Now Constellation Energy wants to change the name of Three Mile Island Nuclear Station.

After all, who wouldn’t want to bury the name attached to the worst nuclear disaster on American soil?
But Constellation’s chief generation officer Bryan Hanson denied that’s the reason the company wants to adopt a new name: Crane Clean Energy Center.

The company, which owns the shuttered nuclear plant, plans to bring the proposal before the Nuclear Regulatory Commission for approval on Oct. 25, along with an overview of the plans to restart the nuclear reactor.

Three Mile Island Unit 1 to go online in 2028

“Crane” is a tribute to Chris Crane, the CEO of Constellation’s former parent company who died in April after distinguishing himself as a leader in nuclear energy.

“We’re recognizing a titan of the nuclear industry that established high standards for not only the U.S. but the world to operate these nuclear plants,” Hanson said.

“We’re dedicating this plant in his name because fundamentally we expect to do the same with this plant – restore it to as good as it was when we shut it down, to establish the high levels of reliability and standards that it operated to, and operate [it] for the next 20 plus years. That’s important to us.”

As for including “clean energy” in the proposed name, he said this plant will produce massive amounts of electricity without carbon emissions and at a level of reliability independent of the weather, the sun or pipelines.

“There’s no other industry that makes electricity that can account for every gram of waste and account for it both responsibly and financially like we do,” Hanson said. “We’re very confident in our ability to say clean energy.”

Nuclear energy watchdog Eric Epstein has a hard time accepting that rationale.

“What is ‘clean’ about radioactive waste? You can call TMI whatever you want, but the fact remains that it is a radioactive garbage dump,” he said. “The priority should be cleaning up Three Mile Island, rather than rebranding a nuclear waste site.”

Marketing expert Bo Bothe, president and CEO of BrandExtract of Houston, Texas, said he can’t blame Constellation for seeking a new name for the plant.

“This site has been branded as a failure for America and a danger for so long that you’ve got to overcome that somehow,” he said.
However, changing the name alone isn’t enough to change someone’s perception of the plant or any brand for that matter —that takes time and money, Bothe said.

Three Mile Island carries a lot of baggage with residents in central Pennsylvania, who are haunted by the trauma of the partial meltdown 45 years ago when 100,000 people were forced to flee.

Changing perceptions also requires working with the community, communication, safety assurances, and living up to its promises for the new brand to take hold, he said.

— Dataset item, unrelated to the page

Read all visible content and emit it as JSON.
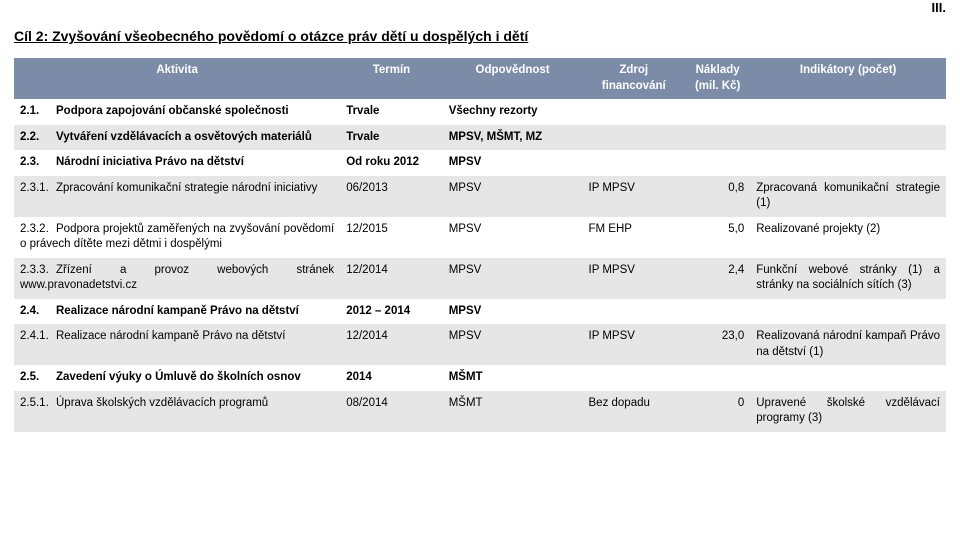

Constellation is seeking the NRC’s approval to bring Unit 1 back online by 2028, that would be nine years after the plant was shut down amid financial woes. Microsoft entered into a 20-year agreement with Constellation to buy all the zero-emission energy the plant produces to help meet the tech company’s pledge of becoming carbon negative by 2030.

Bothe said given Microsoft’s carbon reduction pledge, it’s understandable Constellation wants clean energy in the name. Naming the plant after a person known for helping to shape the nuclear energy also is understandable.

But he added, “The challenge is this site has already been branded and how do you change that perception. It’s pretty risky for Microsoft to have an association there because if there is a failure, it really will affect Microsoft’s brand. Hopefully, they’ve taken all that into account and not just think oh, this would be cheaper to redo a plant” than build new.

Hanson said Constellation’s request to change the plant’s name isn’t an effort to erase the plant’s history.

Rather, he said, “I’m hoping to move past it and recognize it for what it was and what it did for the industry to create such high level performance across not only our nation but the world. If you think about where nuclear has come from since that accident in ’79, no one can argue that we haven’t learned the lessons, that we have better operator training, that we have better reliability, better oversight, the whole soup to nuts.

“Nuclear is in a much stronger position than in ’79.”